Do all you can to prove that you’re not in this relationship purely for the sale.

3. Make your deals great – and personal

Any deal you send out via email obviously needs to be great in order to encourage people to click the ‘buy’ button, but there’s another trick you can employ to keep people engaged beyond the first sale.

Email personalisation has exploded in popularity over recent years because it represents one of the best ways to build an unbreakable relationship with customers.

If the deals and offers you send out are also aimed squarely at a subscriber’s likes or prior purchasing habits, they’re far more likely to engage.

Personalisation isn’t easy and takes time to get right, but it’s one of the best ways to prevent people from going elsewhere.

4. Figure the customer churn “why” out

Was it something you said?

Have your emails not been relevant enough?

Have circumstances their end simply changed?

What gives?

When someone opts out of your mailing list, give them the opportunity to explain why they did so. If you discover a commonality among leavers, you can work to rectify the mistakes you’re making.

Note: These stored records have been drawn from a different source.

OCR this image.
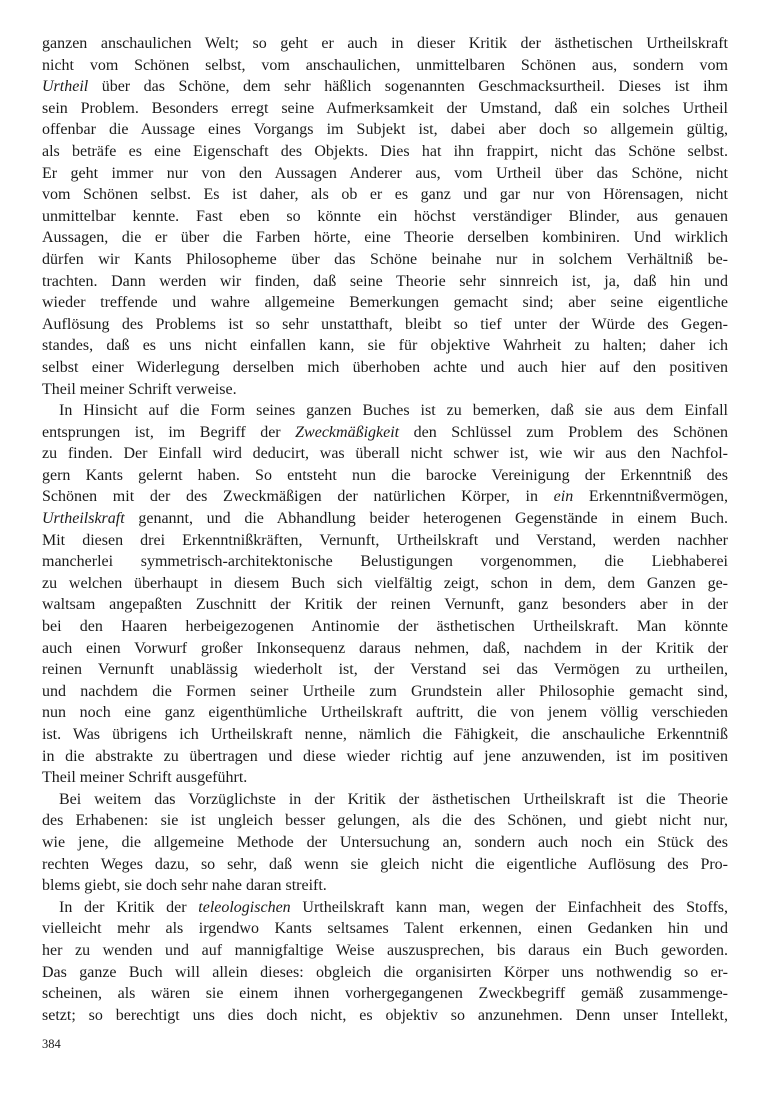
ganzen anschaulichen Welt; so geht er auch in dieser Kritik der ästhetischen Urtheilskraft
nicht vom Schönen selbst, vom anschaulichen, unmittelbaren Schönen aus, sondern vom
Urtheil über das Schöne, dem sehr häßlich sogenannten Geschmacksurtheil. Dieses ist ihm
sein Problem. Besonders erregt seine Aufmerksamkeit der Umstand, daß ein solches Urtheil
offenbar die Aussage eines Vorgangs im Subjekt ist, dabei aber doch so allgemein gültig,
als beträfe es eine Eigenschaft des Objekts. Dies hat ihn frappirt, nicht das Schöne selbst.
Er geht immer nur von den Aussagen Anderer aus, vom Urtheil über das Schöne, nicht
vom Schönen selbst. Es ist daher, als ob er es ganz und gar nur von Hörensagen, nicht
unmittelbar kennte. Fast eben so könnte ein höchst verständiger Blinder, aus genauen
Aussagen, die er über die Farben hörte, eine Theorie derselben kombiniren. Und wirklich
dürfen wir Kants Philosopheme über das Schöne beinahe nur in solchem Verhältniß be-
trachten. Dann werden wir finden, daß seine Theorie sehr sinnreich ist, ja, daß hin und
wieder treffende und wahre allgemeine Bemerkungen gemacht sind; aber seine eigentliche
Auflösung des Problems ist so sehr unstatthaft, bleibt so tief unter der Würde des Gegen-
standes, daß es uns nicht einfallen kann, sie für objektive Wahrheit zu halten; daher ich
selbst einer Widerlegung derselben mich überhoben achte und auch hier auf den positiven
Theil meiner Schrift verweise.
In Hinsicht auf die Form seines ganzen Buches ist zu bemerken, daß sie aus dem Einfall
entsprungen ist, im Begriff der Zweckmäßigkeit den Schlüssel zum Problem des Schönen
zu finden. Der Einfall wird deducirt, was überall nicht schwer ist, wie wir aus den Nachfol-
gern Kants gelernt haben. So entsteht nun die barocke Vereinigung der Erkenntniß des
Schönen mit der des Zweckmäßigen der natürlichen Körper, in ein Erkenntnißvermögen,
Urtheilskraft genannt, und die Abhandlung beider heterogenen Gegenstände in einem Buch.
Mit diesen drei Erkenntnißkräften, Vernunft, Urtheilskraft und Verstand, werden nachher
mancherlei symmetrisch-architektonische Belustigungen vorgenommen, die Liebhaberei
zu welchen überhaupt in diesem Buch sich vielfältig zeigt, schon in dem, dem Ganzen ge-
waltsam angepaßten Zuschnitt der Kritik der reinen Vernunft, ganz besonders aber in der
bei den Haaren herbeigezogenen Antinomie der ästhetischen Urtheilskraft. Man könnte
auch einen Vorwurf großer Inkonsequenz daraus nehmen, daß, nachdem in der Kritik der
reinen Vernunft unablässig wiederholt ist, der Verstand sei das Vermögen zu urtheilen,
und nachdem die Formen seiner Urtheile zum Grundstein aller Philosophie gemacht sind,
nun noch eine ganz eigenthümliche Urtheilskraft auftritt, die von jenem völlig verschieden
ist. Was übrigens ich Urtheilskraft nenne, nämlich die Fähigkeit, die anschauliche Erkenntniß
in die abstrakte zu übertragen und diese wieder richtig auf jene anzuwenden, ist im positiven
Theil meiner Schrift ausgeführt.
Bei weitem das Vorzüglichste in der Kritik der ästhetischen Urtheilskraft ist die Theorie
des Erhabenen: sie ist ungleich besser gelungen, als die des Schönen, und giebt nicht nur,
wie jene, die allgemeine Methode der Untersuchung an, sondern auch noch ein Stück des
rechten Weges dazu, so sehr, daß wenn sie gleich nicht die eigentliche Auflösung des Pro-
blems giebt, sie doch sehr nahe daran streift.
In der Kritik der teleologischen Urtheilskraft kann man, wegen der Einfachheit des Stoffs,
vielleicht mehr als irgendwo Kants seltsames Talent erkennen, einen Gedanken hin und
her zu wenden und auf mannigfaltige Weise auszusprechen, bis daraus ein Buch geworden.
Das ganze Buch will allein dieses: obgleich die organisirten Körper uns nothwendig so er-
scheinen, als wären sie einem ihnen vorhergegangenen Zweckbegriff gemäß zusammenge-
setzt; so berechtigt uns dies doch nicht, es objektiv so anzunehmen. Denn unser Intellekt,
384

5. Use re-engagement campaigns

With some leavers, you have a window of opportunity to grab them and bring them back into your world.

Picture people who haven’t engaged with your email for a long time with one foot out of the door and their palm resting on the handle. What could you say to them to tempt them back into the warmth of your email marketing campaigns?

Re-engagement campaigns are great ways to remind people of the stuff they’re missing out on. If they decide to leave, they’re no longer going to benefit from special, personalised offers, latest news on product updates or crucial industry insight that will help them run their business more effectively.

Don’t be afraid to make them feel bad, either. A fun play on words “what did we do to upset you?” will often draw out an honest response from anyone who is considering removing themselves from your list.

Wrapping up

It isn’t unusual to experience some form of customer churn. In fact, it’s healthy, and enables you to continually refresh your customer base by waving goodbye to those who are either unprofitable or no longer within your target market.

When churn starts to become a problem, however, you’ll need to rely on our advice above.